Careers in Cyber Security and the Traveling Salesman Problem
Cybercrime It is predicted to cost the global economy $5.2 trillion over the next five years. A single data breach — unauthorized access to private information – costs a U.S. company an average of $8.19 million. We all pay.
The worldwide supply of cyber security professionals equipped to defend against these criminals is woefully inadequate. One prediction estimates that the world’s cyber security workforce will have to grow by 145% in order to fill all the available cyber security jobs. Governments and industry agree that complete staffing of cyber security positions by qualified personnel is a necessary condition for national security and economic stability in the future.
For all these reasons, cyber security is one of the most lucrative career fields for which students can prepare. They can do this by studying computer science, and mastering basic mathematical skills. So, for all those students who doubt that things like polynomials (like x squared) and exponentials (like 2.718 raised to the power x) could have any relevance in their future lives, this blog is for you.
Let’s start with the well-known Traveling Salesman Problem (TSP). The TSP is an easily understood problem that mathematicians have been noodling over for more than 100 years. It goes like this: Given a list of N cities, the associated distances between each pair of cities, and a maximum distance D, determine if there is a route less than or equal to D that the salesman can take to visit each city once and end up back at the starting point.
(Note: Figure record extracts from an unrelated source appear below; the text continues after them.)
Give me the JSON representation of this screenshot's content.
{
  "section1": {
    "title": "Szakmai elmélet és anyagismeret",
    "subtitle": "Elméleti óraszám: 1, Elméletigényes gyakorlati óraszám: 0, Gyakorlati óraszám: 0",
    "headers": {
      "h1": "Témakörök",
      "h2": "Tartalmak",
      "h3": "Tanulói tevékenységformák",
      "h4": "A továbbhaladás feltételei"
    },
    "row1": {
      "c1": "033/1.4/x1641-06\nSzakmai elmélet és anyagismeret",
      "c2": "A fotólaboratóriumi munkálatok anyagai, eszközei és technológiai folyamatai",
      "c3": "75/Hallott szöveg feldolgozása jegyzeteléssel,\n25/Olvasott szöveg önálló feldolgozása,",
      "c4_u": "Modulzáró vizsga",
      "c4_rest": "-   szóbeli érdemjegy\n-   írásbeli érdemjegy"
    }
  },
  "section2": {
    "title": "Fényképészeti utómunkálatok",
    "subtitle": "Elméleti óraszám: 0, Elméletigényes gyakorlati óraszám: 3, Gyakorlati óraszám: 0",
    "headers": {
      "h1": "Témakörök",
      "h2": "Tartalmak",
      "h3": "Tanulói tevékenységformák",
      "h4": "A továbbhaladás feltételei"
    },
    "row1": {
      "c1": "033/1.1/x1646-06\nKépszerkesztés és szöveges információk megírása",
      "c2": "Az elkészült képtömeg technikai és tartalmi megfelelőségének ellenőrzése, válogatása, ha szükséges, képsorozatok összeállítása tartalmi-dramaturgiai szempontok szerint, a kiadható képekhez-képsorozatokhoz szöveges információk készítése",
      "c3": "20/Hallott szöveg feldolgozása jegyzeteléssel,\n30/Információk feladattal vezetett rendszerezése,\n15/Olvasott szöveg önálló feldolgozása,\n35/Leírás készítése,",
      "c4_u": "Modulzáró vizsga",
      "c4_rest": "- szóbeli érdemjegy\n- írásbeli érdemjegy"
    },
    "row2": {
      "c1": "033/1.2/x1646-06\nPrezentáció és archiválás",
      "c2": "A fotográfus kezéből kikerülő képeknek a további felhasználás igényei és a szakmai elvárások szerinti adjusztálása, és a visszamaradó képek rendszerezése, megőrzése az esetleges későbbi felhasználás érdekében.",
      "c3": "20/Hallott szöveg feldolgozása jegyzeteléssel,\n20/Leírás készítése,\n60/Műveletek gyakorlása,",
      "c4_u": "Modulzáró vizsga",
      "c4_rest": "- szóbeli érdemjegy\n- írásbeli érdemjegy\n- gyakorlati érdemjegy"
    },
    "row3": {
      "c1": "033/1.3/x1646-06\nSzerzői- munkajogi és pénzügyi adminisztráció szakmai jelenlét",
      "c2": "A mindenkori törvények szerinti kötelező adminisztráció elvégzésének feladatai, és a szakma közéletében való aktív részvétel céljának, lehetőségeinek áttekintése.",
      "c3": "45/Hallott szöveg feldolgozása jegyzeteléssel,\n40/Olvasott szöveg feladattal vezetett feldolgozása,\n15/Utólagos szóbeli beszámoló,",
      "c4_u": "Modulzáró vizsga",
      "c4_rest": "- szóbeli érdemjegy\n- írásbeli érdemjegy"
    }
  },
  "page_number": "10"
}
We can try a brute force approach here, computing all the possible ways the salesman could make the trip and see if any are of length D or shorter. How many routes would that be?
Suppose there are 5 cities. We begin by choosing the first city to visit; there are 5 choices for that city. Then we choose the second city to visit; there are 4 choices for that city. We continue to choose all the way down to the last city; there is only 1 choice for that city. So, the total number of possible routes the salesman can take would be 5 x 4 x 3 x 2 x 1 = 120 routes. We can then calculate the total distance traveled along each route, adding together all the distances between adjacent cities visited, and compare each one to D.
So, the brute force solution to the TSP requires N x (N-1) x (N-2) x … x 3 x 2 x 1 computations, a value which we can show grows exponentially with N. We’d prefer a solution that grows more slowly, like in a polynomial number of computations (like N times itself p times), but there are no such solutions for the TSP, which is therefore said to be “NP-complete”.
So, now you’re thinking, “Whoa, this sounds complicated!” and it is. It’s called computational complexity theory, and it’s anchored in some very sophisticated mathematics which we are not going to talk about here.
Computational complexity is a key element of cyber security these days. It is used by computer security professionals to understand the risks associated with specific kinds of cyber attacks, and make recommendations on how to mitigate against them. Companies use these metrics to make decisions about which cyber security products to buy. For critical applications, a company may buy more expensive encryption capabilities, like one using a secret number of 1024 bits (a string of 1’s and 0’s that is 1024 digits long) which would require 2^1024 (that’s 2 times itself 1024 times!) computations to solve using a brute force attack.
For whatever reason, there is a critical shortage of qualified cyber security applicants in the world today. Computer security relies on basic math skills, things like counting, polynomials, and exponentials. By encouraging math proficiency among our young people, we will successfully set them on the paths for lucrative cyber security careers, and help ensure our own national security and economic stability in the future.